Un soir où avec des amis nous avions passé une partie de la journée à chercher en vain dans les collines boisées le très discret tapir dont on nous avait indiqué la présence, celui-ci, en dehors de toutes attentes, éclairé par la lune et les quelques ampoules alimentées par notre groupe électrogène nous rendit visite. Bien entendu, compte tenu de ces quatre cents livres, chacun de nous lui céda humblement sa place. L’animal, déambulant entre nous, bousculant quelques chaises au passage, nous regardait non avec curiosité mais avec défi : << Je me montre à qui je veux quand je le veux >>. Surpris, éberlué, fasciné, personne ne sorti son appareil photo. Parfois, les plus belles images ne sont pas celles inscrites sur nos capteurs, mais gravées dans notre mémoire.
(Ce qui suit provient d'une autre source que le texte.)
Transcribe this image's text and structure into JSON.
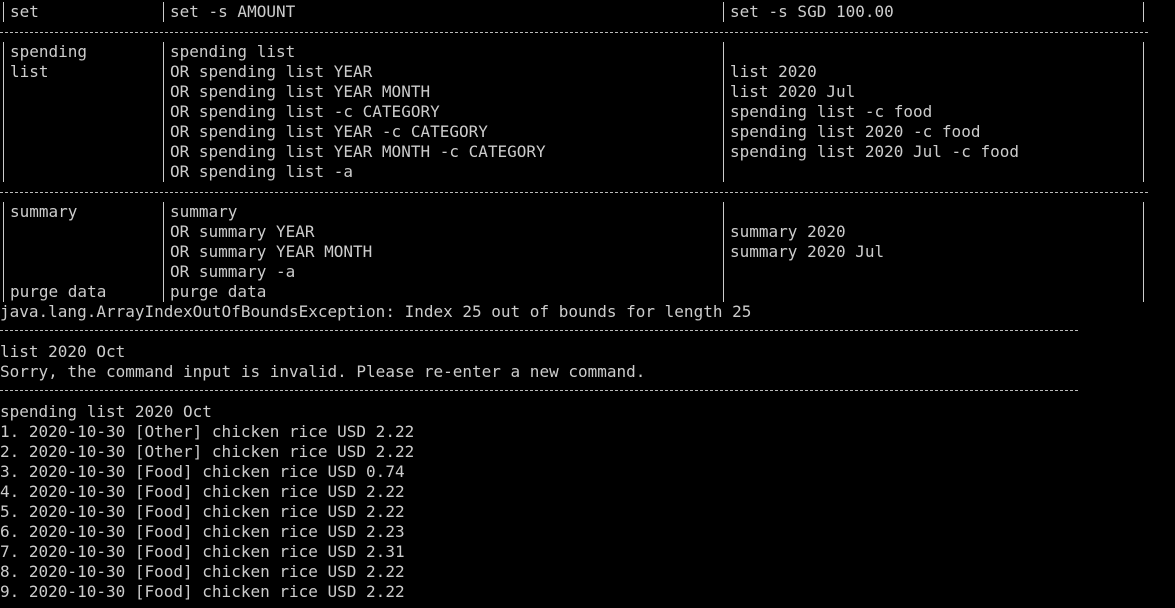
{
  "table": {
    "set_row": {
      "command": "set",
      "format": "set -s AMOUNT",
      "example": "set -s SGD 100.00"
    },
    "spending_row": {
      "command_line1": "spending",
      "command_line2": "list",
      "formats": [
        "spending list",
        "OR spending list YEAR",
        "OR spending list YEAR MONTH",
        "OR spending list -c CATEGORY",
        "OR spending list YEAR -c CATEGORY",
        "OR spending list YEAR MONTH -c CATEGORY",
        "OR spending list -a"
      ],
      "examples": [
        "list 2020",
        "list 2020 Jul",
        "spending list -c food",
        "spending list 2020 -c food",
        "spending list 2020 Jul -c food"
      ]
    },
    "summary_row": {
      "command": "summary",
      "formats": [
        "summary",
        "OR summary YEAR",
        "OR summary YEAR MONTH",
        "OR summary -a"
      ],
      "examples": [
        "summary 2020",
        "summary 2020 Jul"
      ]
    },
    "purge_row": {
      "command": "purge data",
      "format": "purge data"
    }
  },
  "output": {
    "exception": "java.lang.ArrayIndexOutOfBoundsException: Index 25 out of bounds for length 25",
    "command1": "list 2020 Oct",
    "error": "Sorry, the command input is invalid. Please re-enter a new command.",
    "command2": "spending list 2020 Oct",
    "items": [
      "1. 2020-10-30 [Other] chicken rice USD 2.22",
      "2. 2020-10-30 [Other] chicken rice USD 2.22",
      "3. 2020-10-30 [Food] chicken rice USD 0.74",
      "4. 2020-10-30 [Food] chicken rice USD 2.22",
      "5. 2020-10-30 [Food] chicken rice USD 2.22",
      "6. 2020-10-30 [Food] chicken rice USD 2.23",
      "7. 2020-10-30 [Food] chicken rice USD 2.31",
      "8. 2020-10-30 [Food] chicken rice USD 2.22",
      "9. 2020-10-30 [Food] chicken rice USD 2.22"
    ]
  },
  "colors": {
    "background": "#000000",
    "text": "#cccccc"
  }
}
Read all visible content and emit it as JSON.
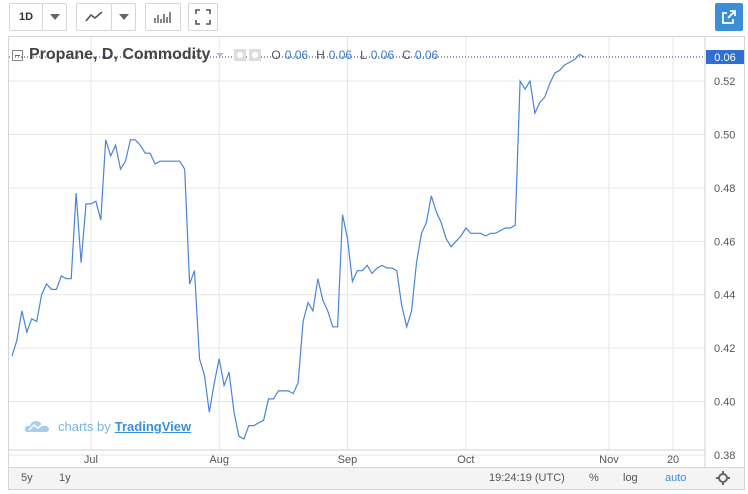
{
  "toolbar": {
    "interval": "1D",
    "colors": {
      "share_bg": "#3b8fd9"
    }
  },
  "legend": {
    "symbol": "Propane, D, Commodity",
    "o_label": "O",
    "o_value": "0.06",
    "h_label": "H",
    "h_value": "0.06",
    "l_label": "L",
    "l_value": "0.06",
    "c_label": "C",
    "c_value": "0.06"
  },
  "watermark": {
    "prefix": "charts by",
    "brand": "TradingView"
  },
  "bottombar": {
    "range_5y": "5y",
    "range_1y": "1y",
    "time": "19:24:19 (UTC)",
    "percent": "%",
    "log": "log",
    "auto": "auto"
  },
  "chart_data": {
    "type": "line",
    "line_color": "#4a84d6",
    "price_badge": "0.06",
    "y_ticks": [
      "0.52",
      "0.50",
      "0.48",
      "0.46",
      "0.44",
      "0.42",
      "0.40",
      "0.38"
    ],
    "y_tick_values": [
      0.52,
      0.5,
      0.48,
      0.46,
      0.44,
      0.42,
      0.4,
      0.38
    ],
    "x_ticks": [
      "Jul",
      "Aug",
      "Sep",
      "Oct",
      "Nov",
      "20"
    ],
    "x_tick_index": [
      16,
      42,
      68,
      92,
      121,
      134
    ],
    "ylim": [
      0.3755,
      0.5365
    ],
    "x_count": 136,
    "grid": true,
    "values": [
      0.417,
      0.423,
      0.434,
      0.426,
      0.431,
      0.43,
      0.44,
      0.444,
      0.442,
      0.442,
      0.447,
      0.446,
      0.446,
      0.478,
      0.452,
      0.474,
      0.474,
      0.475,
      0.468,
      0.498,
      0.492,
      0.496,
      0.487,
      0.49,
      0.498,
      0.498,
      0.496,
      0.493,
      0.493,
      0.489,
      0.49,
      0.49,
      0.49,
      0.49,
      0.49,
      0.487,
      0.444,
      0.449,
      0.416,
      0.41,
      0.396,
      0.407,
      0.416,
      0.406,
      0.411,
      0.396,
      0.387,
      0.386,
      0.391,
      0.391,
      0.392,
      0.393,
      0.401,
      0.401,
      0.404,
      0.404,
      0.404,
      0.403,
      0.407,
      0.43,
      0.437,
      0.434,
      0.446,
      0.438,
      0.434,
      0.428,
      0.428,
      0.47,
      0.461,
      0.445,
      0.449,
      0.449,
      0.451,
      0.448,
      0.45,
      0.451,
      0.45,
      0.45,
      0.449,
      0.436,
      0.428,
      0.434,
      0.452,
      0.463,
      0.467,
      0.477,
      0.471,
      0.467,
      0.461,
      0.458,
      0.46,
      0.462,
      0.465,
      0.463,
      0.463,
      0.463,
      0.462,
      0.463,
      0.463,
      0.464,
      0.465,
      0.465,
      0.466,
      0.52,
      0.517,
      0.52,
      0.508,
      0.512,
      0.514,
      0.519,
      0.523,
      0.524,
      0.526,
      0.527,
      0.528,
      0.53,
      0.529
    ]
  }
}
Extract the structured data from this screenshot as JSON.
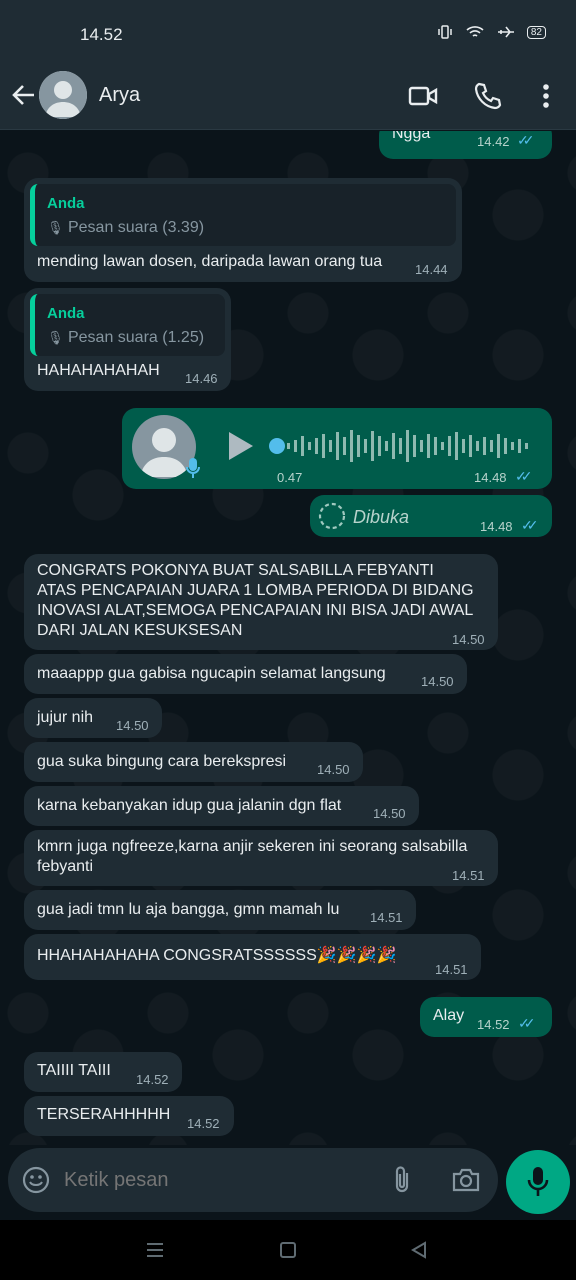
{
  "status": {
    "time": "14.52",
    "battery": "82"
  },
  "header": {
    "contact_name": "Arya"
  },
  "messages": {
    "m0": {
      "text": "Ngga",
      "time": "14.42"
    },
    "m1": {
      "quote_author": "Anda",
      "quote_text": "Pesan suara (3.39)",
      "text": "mending lawan dosen, daripada lawan orang tua",
      "time": "14.44"
    },
    "m2": {
      "quote_author": "Anda",
      "quote_text": "Pesan suara (1.25)",
      "text": "HAHAHAHAHAH",
      "time": "14.46"
    },
    "m3": {
      "duration": "0.47",
      "time": "14.48"
    },
    "m4": {
      "text": "Dibuka",
      "time": "14.48"
    },
    "m5": {
      "line1": "CONGRATS POKONYA BUAT SALSABILLA FEBYANTI",
      "line2": "ATAS PENCAPAIAN JUARA 1 LOMBA PERIODA DI BIDANG",
      "line3": "INOVASI ALAT,SEMOGA PENCAPAIAN INI BISA JADI AWAL",
      "line4": "DARI JALAN KESUKSESAN",
      "time": "14.50"
    },
    "m6": {
      "text": "maaappp gua gabisa ngucapin selamat langsung",
      "time": "14.50"
    },
    "m7": {
      "text": "jujur nih",
      "time": "14.50"
    },
    "m8": {
      "text": "gua suka bingung cara berekspresi",
      "time": "14.50"
    },
    "m9": {
      "text": "karna kebanyakan idup gua jalanin dgn flat",
      "time": "14.50"
    },
    "m10": {
      "line1": "kmrn juga ngfreeze,karna anjir sekeren ini seorang salsabilla",
      "line2": "febyanti",
      "time": "14.51"
    },
    "m11": {
      "text": "gua jadi tmn lu aja bangga, gmn mamah lu",
      "time": "14.51"
    },
    "m12": {
      "text": "HHAHAHAHAHA CONGSRATSSSSSS🎉🎉🎉🎉",
      "time": "14.51"
    },
    "m13": {
      "text": "Alay",
      "time": "14.52"
    },
    "m14": {
      "text": "TAIIII TAIII",
      "time": "14.52"
    },
    "m15": {
      "text": "TERSERAHHHHH",
      "time": "14.52"
    }
  },
  "composer": {
    "placeholder": "Ketik pesan"
  },
  "colors": {
    "accent": "#00a884",
    "outgoing": "#005c4b",
    "incoming": "#1f2c34",
    "read_tick": "#53bdeb"
  }
}
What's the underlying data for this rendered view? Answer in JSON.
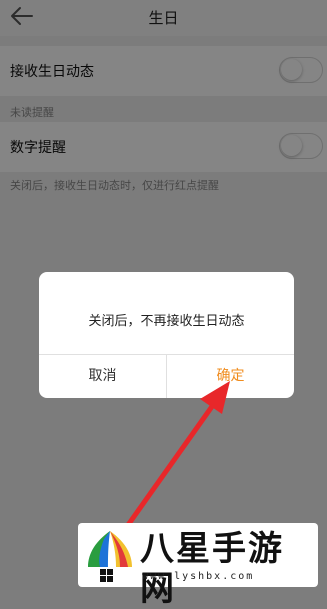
{
  "header": {
    "title": "生日"
  },
  "settings": {
    "receive_birthday_label": "接收生日动态",
    "unread_section": "未读提醒",
    "number_reminder_label": "数字提醒",
    "hint": "关闭后，接收生日动态时，仅进行红点提醒"
  },
  "dialog": {
    "message": "关闭后，不再接收生日动态",
    "cancel_label": "取消",
    "confirm_label": "确定"
  },
  "watermark": {
    "title": "八星手游网",
    "url": "www.lyshbx.com"
  },
  "colors": {
    "confirm": "#f08c1e",
    "arrow": "#e8272a"
  }
}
Ce voyage, malgré le plaisir que j’en ai tiré ne fut pas pour moi des plus cool. Après avoir offert mon corps avec générosité aux moustiques femelles, au deuxième jour, en descendant d’une barque, je m’esquintais un genou et oubliais mon objectif phare, un 300/2,8 sur le balcon d’un hôtel de la côte Est. Heureusement pour moi, grâce à l’honnêteté de son personnel et à la bonne volonté de sa direction, j’ai pu le récupérer sur la côte Ouest douze jours après.
P.S. Avant de rejoindre l’Europe j’ai bien envie de rester encore quelques temps sur le continent américain.